Puppet master with cut strings February 18, 2013
I’m amazed at how much different things seem in retrospect,
as I look back at notes for poems I was never brave enough to post, poems that seemed
to encapsule particular moments when a choice could have altered the universe,
and reflected intense feelings I was too scared to express at the time (perhaps
still am).
A moment of choice such as that one early on when she sent
me photographs of her and her friend in her apartment, and the images I concocted
in my head of their love -making, as if she had tied me up in a corner to make
me watch.
“The heat of it,” I wrote in those old notes, “burning
inside of me, the need of it, the in and out of it, in which I cannot take
part, feeling that same ache to seek the soft inside where the world closes in
around you, but where you can never remain, drawn out again by cosmic forces
only to force your way back in, in a never-ending in and out, the intruder
making unwelcome (or even welcome) advances, seeking to remain when the real
joy is neither to remain in or out but the friction of the in and out, stirred
up by the ache to remain, with me, as if bound and gagged, forced to watch as
others engage, the in and out of it, the intensity of being helpless to observe
it all, but never take part.”
Looking back, it all seems so insane, all those moments when
I could have surrendered, letting her do whatever she chose to do, to let her
have the control she clearly desired to have, over life and the cosmos, to choose
whether or not to inspire or deny, leaving me to strange pleasure of being
wrung dry, the dilemma of a voyeur, how it might have been easier to let her
pull the strings, to make this arm move or that foot, to force me to bow or kneel
– such as the way I felt that night during the opening of the Cuban restaurant,
texting me to come and when I did, telling me she meant the texts for her
brother, the feeling of being tied and gagged there as well, placed in a corner
to watch, a helpless voyeur neither inside or out.
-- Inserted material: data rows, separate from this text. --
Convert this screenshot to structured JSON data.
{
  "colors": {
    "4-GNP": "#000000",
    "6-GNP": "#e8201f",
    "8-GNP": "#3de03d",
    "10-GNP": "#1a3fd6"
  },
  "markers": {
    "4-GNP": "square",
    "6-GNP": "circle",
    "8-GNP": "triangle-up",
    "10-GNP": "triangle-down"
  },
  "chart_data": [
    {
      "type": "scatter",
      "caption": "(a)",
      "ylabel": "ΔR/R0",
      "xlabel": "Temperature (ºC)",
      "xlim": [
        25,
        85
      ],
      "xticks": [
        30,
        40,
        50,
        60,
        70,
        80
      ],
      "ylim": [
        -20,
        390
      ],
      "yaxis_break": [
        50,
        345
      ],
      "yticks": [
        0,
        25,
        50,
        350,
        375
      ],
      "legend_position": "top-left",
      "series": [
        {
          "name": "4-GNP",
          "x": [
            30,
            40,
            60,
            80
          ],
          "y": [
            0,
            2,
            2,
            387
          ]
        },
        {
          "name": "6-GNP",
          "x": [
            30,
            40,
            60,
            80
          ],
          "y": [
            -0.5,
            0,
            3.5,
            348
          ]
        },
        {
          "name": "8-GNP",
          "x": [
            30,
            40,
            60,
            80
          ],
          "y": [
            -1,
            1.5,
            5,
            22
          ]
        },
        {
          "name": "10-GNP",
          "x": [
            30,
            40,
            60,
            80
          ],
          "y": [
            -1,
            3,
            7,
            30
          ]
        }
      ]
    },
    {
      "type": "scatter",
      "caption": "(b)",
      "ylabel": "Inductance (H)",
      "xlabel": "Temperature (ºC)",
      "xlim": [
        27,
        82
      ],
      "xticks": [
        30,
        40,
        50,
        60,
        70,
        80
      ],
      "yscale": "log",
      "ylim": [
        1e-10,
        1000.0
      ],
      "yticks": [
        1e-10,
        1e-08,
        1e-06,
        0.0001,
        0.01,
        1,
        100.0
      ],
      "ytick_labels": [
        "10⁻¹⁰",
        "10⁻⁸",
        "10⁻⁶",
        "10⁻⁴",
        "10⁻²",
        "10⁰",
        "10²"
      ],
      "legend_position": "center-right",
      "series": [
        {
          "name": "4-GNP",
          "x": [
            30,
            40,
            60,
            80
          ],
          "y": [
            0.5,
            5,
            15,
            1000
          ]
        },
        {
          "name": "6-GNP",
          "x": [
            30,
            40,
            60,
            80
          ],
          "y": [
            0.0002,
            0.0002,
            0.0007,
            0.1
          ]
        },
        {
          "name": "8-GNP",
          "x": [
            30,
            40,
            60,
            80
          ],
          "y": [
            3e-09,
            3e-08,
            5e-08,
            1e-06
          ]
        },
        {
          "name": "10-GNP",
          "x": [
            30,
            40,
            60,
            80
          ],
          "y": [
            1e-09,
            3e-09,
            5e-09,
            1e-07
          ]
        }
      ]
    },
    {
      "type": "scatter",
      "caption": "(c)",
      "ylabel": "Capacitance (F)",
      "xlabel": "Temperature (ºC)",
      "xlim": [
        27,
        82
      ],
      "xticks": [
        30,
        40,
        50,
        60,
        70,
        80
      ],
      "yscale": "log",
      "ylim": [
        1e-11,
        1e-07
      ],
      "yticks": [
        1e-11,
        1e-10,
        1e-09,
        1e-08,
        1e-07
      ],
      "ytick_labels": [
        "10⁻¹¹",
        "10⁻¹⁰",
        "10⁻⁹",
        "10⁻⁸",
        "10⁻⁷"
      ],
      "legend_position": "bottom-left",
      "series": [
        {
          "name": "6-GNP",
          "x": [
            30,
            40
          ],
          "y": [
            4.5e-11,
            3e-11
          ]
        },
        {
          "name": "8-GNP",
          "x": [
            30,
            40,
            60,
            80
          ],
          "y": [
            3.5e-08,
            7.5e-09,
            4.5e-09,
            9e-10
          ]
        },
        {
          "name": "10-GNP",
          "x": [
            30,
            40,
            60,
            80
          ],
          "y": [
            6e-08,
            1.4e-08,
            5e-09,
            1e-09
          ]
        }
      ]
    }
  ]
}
Such poems with such observations were just too painful to
post back then, and maybe still are, knowing that to surrender, to give in to
someone else’s will, may indeed have been the wisest choice I never made.
Now, all these months later, over a remarkably painful
landscape, I realize she was always in control, even when she clearly didn’t
think so, and that in the end, it would have been easier to admit it.
Her most recent poems are painful to watch as she struggles
to find herself, and how ill appreciated she is in her new circumstances, the
puppet master holding strings to puppets who seem to exploit her as if they (we
or everybody) think we are in control.